Losing my husband is probably the most nerve-wrecking, most heartbreaking, most energy-draining, and most soulful experience I ever had. It was toughest of the toughest challenges that I didn’t believe I will be able to surpass. I thought that it was also the end for me. I thought I would never live my life again after my husband has passed. But because of my husband, himself, I was able to put back my broken pieces of heart, soul and mind into one again. Let me tell you how I managed to cope with my husband’s passing.
It all started with a goodbye.
“Losing someone or something you love and care deeply about is very painful. You may experience all kinds of difficult emotions and it may feel like the pain and sadness you’re experiencing will never let up,” says Kevin Stevenson, LMHC, MCAP. Most often than not, when someone lost a loved one, he or she may not be able to bid farewell. This maybe because the loved one passed in a very unexpected time or the loved one got into an accident and died. Whatever the reason maybe, not being able to say your final goodbye to your loved one won’t give you that peaceful closure. You will be filled with regret of what if’s and should have’s.

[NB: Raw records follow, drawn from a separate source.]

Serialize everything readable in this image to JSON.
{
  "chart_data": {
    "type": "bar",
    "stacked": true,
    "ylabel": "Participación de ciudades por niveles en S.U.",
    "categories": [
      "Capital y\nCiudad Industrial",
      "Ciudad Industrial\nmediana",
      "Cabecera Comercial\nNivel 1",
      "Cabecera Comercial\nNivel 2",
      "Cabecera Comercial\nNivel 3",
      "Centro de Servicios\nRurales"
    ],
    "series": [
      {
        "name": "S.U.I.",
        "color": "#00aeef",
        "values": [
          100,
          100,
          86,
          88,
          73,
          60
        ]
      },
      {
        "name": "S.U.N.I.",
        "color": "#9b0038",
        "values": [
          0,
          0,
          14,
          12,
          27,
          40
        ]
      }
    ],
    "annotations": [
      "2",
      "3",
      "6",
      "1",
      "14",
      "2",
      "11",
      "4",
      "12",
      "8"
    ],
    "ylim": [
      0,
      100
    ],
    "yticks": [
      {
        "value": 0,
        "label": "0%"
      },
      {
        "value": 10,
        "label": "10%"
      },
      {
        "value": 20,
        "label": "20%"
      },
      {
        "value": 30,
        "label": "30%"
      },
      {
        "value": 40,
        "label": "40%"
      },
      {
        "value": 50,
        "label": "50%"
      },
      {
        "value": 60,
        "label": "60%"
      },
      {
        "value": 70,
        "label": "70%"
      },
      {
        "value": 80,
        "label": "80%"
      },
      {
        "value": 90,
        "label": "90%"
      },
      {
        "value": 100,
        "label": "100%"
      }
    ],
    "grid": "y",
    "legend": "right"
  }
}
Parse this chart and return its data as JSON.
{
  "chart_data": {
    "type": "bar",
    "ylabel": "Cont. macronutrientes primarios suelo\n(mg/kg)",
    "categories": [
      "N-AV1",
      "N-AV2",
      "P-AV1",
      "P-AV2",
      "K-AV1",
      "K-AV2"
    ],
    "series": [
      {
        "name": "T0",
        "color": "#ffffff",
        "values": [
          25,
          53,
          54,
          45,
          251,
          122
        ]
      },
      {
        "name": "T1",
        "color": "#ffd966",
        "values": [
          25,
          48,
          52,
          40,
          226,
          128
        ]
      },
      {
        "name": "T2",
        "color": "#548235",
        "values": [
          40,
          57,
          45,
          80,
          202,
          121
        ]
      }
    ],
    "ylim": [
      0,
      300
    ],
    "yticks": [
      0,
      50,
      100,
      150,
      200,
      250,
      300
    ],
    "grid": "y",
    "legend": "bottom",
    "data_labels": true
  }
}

Luckily, I was able to say goodbye to my husband. His death was unexpected but we were able to say goodbye to one another. It may not be during the few minutes before his death, but having that chance to say goodbye to the most precious person in your life is worth the peaceful closure that I needed.
I cherished the reminders that he left.
I and my husband have a wonderful twin, Alon and Malaya. We are all heartbroken after their father died. However, we also supported each other through this grievance. I wouldn’t have escaped that deep, dark hole of depression if not for my loving children. They are the perfect reminder of the perfect relationship I had with my husband. I wouldn’t trade them for anything in this world. My children are the symbol of the love that I and my husband shared over the past years. I understand Debbie Augenthaler, LMHC, NCC when she says, “Grief is a part of life we must embrace. Many people are grieving, feeling alone and overwhelmed. It’s important to remember that tears are like small messengers of unspeakable, indescribable love.”
I allowed myself to miss him.
“Time heals all wounds.” That’s one of my most favorite quotes. You might say that how can you forget and move on if you would allow yourself to miss your husband. You may not even try this advice. But, I want you to understand that there’s nothing wrong with missing your husband. In fact, missing him, reminiscing your happy memories, and reliving your love for him are very helpful in putting off the fire of sadness, loneliness and abandonment. It is not forbidden not to think about your loved one who passed. This may take some time, but it is still my way to remind myself that my husband lived his life with me contently. “When you miss someone, you need to process it,” says Gregory Kushnick, PsyD.
We may all have different ways that we used to cope with a loss. These three tips are the ones that worked for me. You can try them. You can modify them. As long as you experience their purpose, you are on the right track.